Entrevistas

Matilde Campilho

Até há umas três semanas eu nunca tinha ouvido o nome Matilde Campilho. Não sabia que a Matilde andava entre o Rio de Janeiro e Lisboa a encher cadernos de versos e observações. Mas depois aterrou-me na secretária um livro chamado Jóquei, e os poemas lá dentro atropelaram-me os dias como um cavalo de corrida. Joquei
Porque a Matilde escreve com urgência, com um ritmo que encontrou o seu lugar numa língua transatlântica que está algures no meio do oceano, e escreve uma poesia, nessa mistura de Portugal e Brasil, que tanto serve para falar de amor como da torcida do Flamengo. Nestes poemas, reunidos em livro na colecção de poesia coordenada por Pedro Mexia, o Inverno que quer “encher a cabeça de domingos” é arrasado em seis linhas e acredita-se profundamente que “esta coisa da alegria ainda vai dar muito certo”. Nunca tinha encontrado assim uma maturidade dos 30 com uma energia tão adolescente, mas se calhar é como a Matilde escreve e os poetas são os novos roqueiros.

Encontrámos-nos para conversar sobre o livro num café no Chiado, e aqui fica a versão completa da entrevista que saiu na Time Out Lisboa de 28 de Maio.

Jóquei é apresentado por Pedro Mexia como um álbum de Verão e de facto é como se o Inverno aqui não tivesse grandes hipóteses. Já eras uma pessoa do sol, ou o Rio de Janeiro teve alguma coisa a ver com isto?
Já era, totalmente. Aliás, essa foi uma das razões porque fiquei tão encantada com o Rio. Sempre fui sol. Inverno para mim, quase fingia que não existia. Passei sempre metade dos meus anos em negação, até que apareceu o Rio de Janeiro.

Como é que apareceu?
Foi quase por acaso. Eu andava sempre para trás e para a frente, nunca parava muito em Portugal mas também nunca ficava muito tempo nos sítios para onde ia. E quando apareceu um projecto no Rio, eu fui, e uma coisa que era para ser 15 dias ficou. Na pele.
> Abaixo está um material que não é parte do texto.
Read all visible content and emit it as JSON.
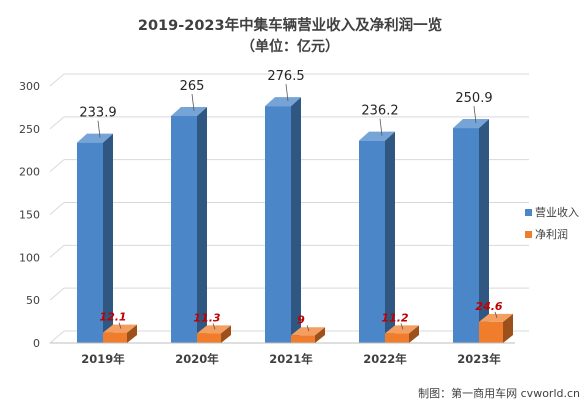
{
  "chart_data": {
    "type": "bar",
    "title": "2019-2023年中集车辆营业收入及净利润一览",
    "subtitle": "（单位：亿元）",
    "categories": [
      "2019年",
      "2020年",
      "2021年",
      "2022年",
      "2023年"
    ],
    "series": [
      {
        "name": "营业收入",
        "values": [
          233.9,
          265,
          276.5,
          236.2,
          250.9
        ],
        "labels": [
          "233.9",
          "265",
          "276.5",
          "236.2",
          "250.9"
        ],
        "color": "#4a86c8"
      },
      {
        "name": "净利润",
        "values": [
          12.1,
          11.3,
          9,
          11.2,
          24.6
        ],
        "labels": [
          "12.1",
          "11.3",
          "9",
          "11.2",
          "24.6"
        ],
        "color": "#f07d2c"
      }
    ],
    "ylim": [
      0,
      300
    ],
    "yticks": [
      0,
      50,
      100,
      150,
      200,
      250,
      300
    ],
    "grid": true,
    "legend": "right",
    "style": "3d-column"
  },
  "credit": "制图：第一商用车网 cvworld.cn"
}
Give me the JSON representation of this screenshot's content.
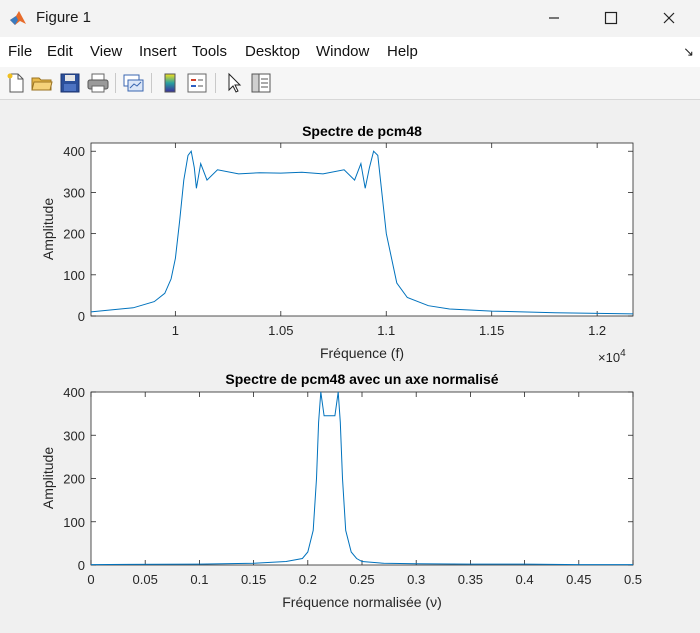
{
  "window": {
    "title": "Figure 1"
  },
  "menu": [
    "File",
    "Edit",
    "View",
    "Insert",
    "Tools",
    "Desktop",
    "Window",
    "Help"
  ],
  "toolbar_icons": [
    "new-figure-icon",
    "open-file-icon",
    "save-icon",
    "print-icon",
    "link-plot-icon",
    "colorbar-icon",
    "legend-icon",
    "pointer-icon",
    "property-editor-icon"
  ],
  "colors": {
    "line": "#0072bd",
    "figure_bg": "#f0f0f0",
    "axes_bg": "#ffffff"
  },
  "chart_data": [
    {
      "type": "line",
      "title": "Spectre de pcm48",
      "xlabel": "Fréquence (f)",
      "ylabel": "Amplitude",
      "xlim": [
        9600,
        12170
      ],
      "ylim": [
        0,
        420
      ],
      "x_ticks": [
        10000,
        10500,
        11000,
        11500,
        12000
      ],
      "x_tick_labels": [
        "1",
        "1.05",
        "1.1",
        "1.15",
        "1.2"
      ],
      "x_exponent_label": "×10",
      "x_exponent_power": "4",
      "y_ticks": [
        0,
        100,
        200,
        300,
        400
      ],
      "y_tick_labels": [
        "0",
        "100",
        "200",
        "300",
        "400"
      ],
      "grid": false,
      "series": [
        {
          "x": [
            9600,
            9800,
            9900,
            9950,
            9980,
            10000,
            10020,
            10040,
            10060,
            10075,
            10090,
            10100,
            10120,
            10150,
            10200,
            10300,
            10400,
            10500,
            10600,
            10700,
            10800,
            10850,
            10880,
            10900,
            10920,
            10940,
            10960,
            11000,
            11050,
            11100,
            11200,
            11300,
            11500,
            11800,
            12170
          ],
          "y": [
            10,
            20,
            35,
            55,
            90,
            140,
            230,
            330,
            390,
            400,
            360,
            310,
            370,
            330,
            355,
            345,
            348,
            347,
            349,
            345,
            355,
            330,
            370,
            310,
            360,
            400,
            390,
            200,
            80,
            45,
            25,
            17,
            12,
            8,
            5
          ]
        }
      ]
    },
    {
      "type": "line",
      "title": "Spectre de pcm48 avec un axe normalisé",
      "xlabel": "Fréquence normalisée (ν)",
      "ylabel": "Amplitude",
      "xlim": [
        0,
        0.5
      ],
      "ylim": [
        0,
        400
      ],
      "x_ticks": [
        0,
        0.05,
        0.1,
        0.15,
        0.2,
        0.25,
        0.3,
        0.35,
        0.4,
        0.45,
        0.5
      ],
      "x_tick_labels": [
        "0",
        "0.05",
        "0.1",
        "0.15",
        "0.2",
        "0.25",
        "0.3",
        "0.35",
        "0.4",
        "0.45",
        "0.5"
      ],
      "y_ticks": [
        0,
        100,
        200,
        300,
        400
      ],
      "y_tick_labels": [
        "0",
        "100",
        "200",
        "300",
        "400"
      ],
      "grid": false,
      "series": [
        {
          "x": [
            0,
            0.1,
            0.15,
            0.18,
            0.195,
            0.2,
            0.205,
            0.208,
            0.21,
            0.212,
            0.215,
            0.22,
            0.225,
            0.228,
            0.23,
            0.232,
            0.235,
            0.24,
            0.245,
            0.25,
            0.27,
            0.3,
            0.35,
            0.4,
            0.45,
            0.5
          ],
          "y": [
            1,
            2,
            4,
            8,
            15,
            30,
            80,
            200,
            330,
            400,
            345,
            345,
            345,
            400,
            330,
            200,
            80,
            30,
            15,
            8,
            4,
            3,
            2,
            2,
            1,
            1
          ]
        }
      ]
    }
  ]
}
Dirias que o Verão do livro é também metafórico? Porque há aqui um certo maravilhamento: a raça humana brilha, as palmeiras brilham, há muita alegria.
Tem muito a ver com o espanto. Quase a defender-me do Inverno, a defender-me de uma certa tristeza que há no país, procurei sempre o lado claro. É engraçado porque foi muito a poesia que me ensinou a procurar o lado claro. As histórias, o cinema, tudo aquilo… Tudo é uma possibilidade de brilho. E eu procurei isso, no Brasil, no que estava a ler, e tentei trazê-lo não só para o livro mas para a vida.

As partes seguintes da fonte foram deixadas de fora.